Men’s Health, the world’s largest men’s magazine brand, publishes a list of top ten foods to decrease your blood pressure, if you are a man with hypertension. The idea behind is to add more plants to your diet instead of meat and dairy. To maintain blood pressure, plant foods are rich in potassium, magnesium, and other nutrients that counterbalance sodium, a mineral many Americans overeat.
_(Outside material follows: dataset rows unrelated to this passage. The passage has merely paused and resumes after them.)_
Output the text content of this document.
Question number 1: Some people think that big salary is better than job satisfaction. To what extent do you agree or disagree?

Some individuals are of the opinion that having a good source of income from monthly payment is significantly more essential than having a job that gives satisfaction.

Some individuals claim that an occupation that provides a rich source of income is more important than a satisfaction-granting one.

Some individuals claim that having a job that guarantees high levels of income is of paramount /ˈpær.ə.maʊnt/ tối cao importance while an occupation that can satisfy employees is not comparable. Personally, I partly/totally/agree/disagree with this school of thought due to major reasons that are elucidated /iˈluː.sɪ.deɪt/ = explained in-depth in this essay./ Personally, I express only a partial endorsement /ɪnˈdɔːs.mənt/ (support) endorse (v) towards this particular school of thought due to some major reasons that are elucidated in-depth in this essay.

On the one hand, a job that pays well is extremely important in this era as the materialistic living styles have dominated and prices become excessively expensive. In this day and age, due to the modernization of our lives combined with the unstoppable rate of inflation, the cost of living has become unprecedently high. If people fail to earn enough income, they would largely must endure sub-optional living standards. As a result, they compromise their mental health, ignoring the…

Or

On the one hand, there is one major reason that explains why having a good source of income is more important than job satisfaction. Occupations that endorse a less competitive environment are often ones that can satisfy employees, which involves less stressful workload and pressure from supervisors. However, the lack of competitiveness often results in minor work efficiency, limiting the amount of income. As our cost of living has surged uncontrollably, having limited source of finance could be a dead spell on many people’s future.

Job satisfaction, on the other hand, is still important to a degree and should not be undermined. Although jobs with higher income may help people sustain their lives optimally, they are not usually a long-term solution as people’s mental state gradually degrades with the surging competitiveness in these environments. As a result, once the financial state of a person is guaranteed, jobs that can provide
The list contains leafy greens (European Journal of Epidemiology states that people who ate the most nitrate-rich vegetables had lower systolic blood pressures), beets and beet juice (the reason: It’s rich in blood-vessel-friendly nitrates), pistachios (in a study published in the British Journal of Nutrition, researchers found that regular pistachio consumption is associated with a systolic blood pressure reduction of about two points), cashew (a study published in the journal Complementary Therapies in Medicine showed that people who regularly ate cashews had systolic blood pressures about three points lower than those who did not), water (in a study published in the journal Nutrients, healthy adults who drank an extra 550 milliliters of water in the morning and at bedtime reduced their systolic blood pressure by about six points within 12 weeks), green tea (according to the Complementary Therapies in Medicine drinking about three to four cups of green tea daily may reduce systolic blood pressure by about 3.5 points and diastolic blood pressure by about a point), oat bran (in a study published in the journal Nutrition, Metabolism and Cardiovascular Diseases, people with hypertension who consumed 30 grams of fiber-rich oat bran daily reduced their systolic blood pressure by an average of 15 points and their diastolic blood pressure by an average of 10 points within 30 days), beans and lentils (in a study published in the journal Nutrients, people who ate 55 to 70 grams of legumes (about one-third of a cup of cooked lentils or beans) per day were 43 percent less likely to develop hypertension over nearly four years than people who ate less, baked or boiled potatoes (In a study published in the Nutrients, people who added 1,000 milligrams of potassium per day from baked or boiled potatoes (that’s about a potato and a half) to their daily diets reduced their systolic blood pressure by about three more points than people on a control diet within just 17 days), salmon (Fatty fish like salmon are rich in omega-3 fatty acids, which help transfer sodium, potassium, phosphorus, and fluids into your cells and aid your body’s regulation of an important hormone).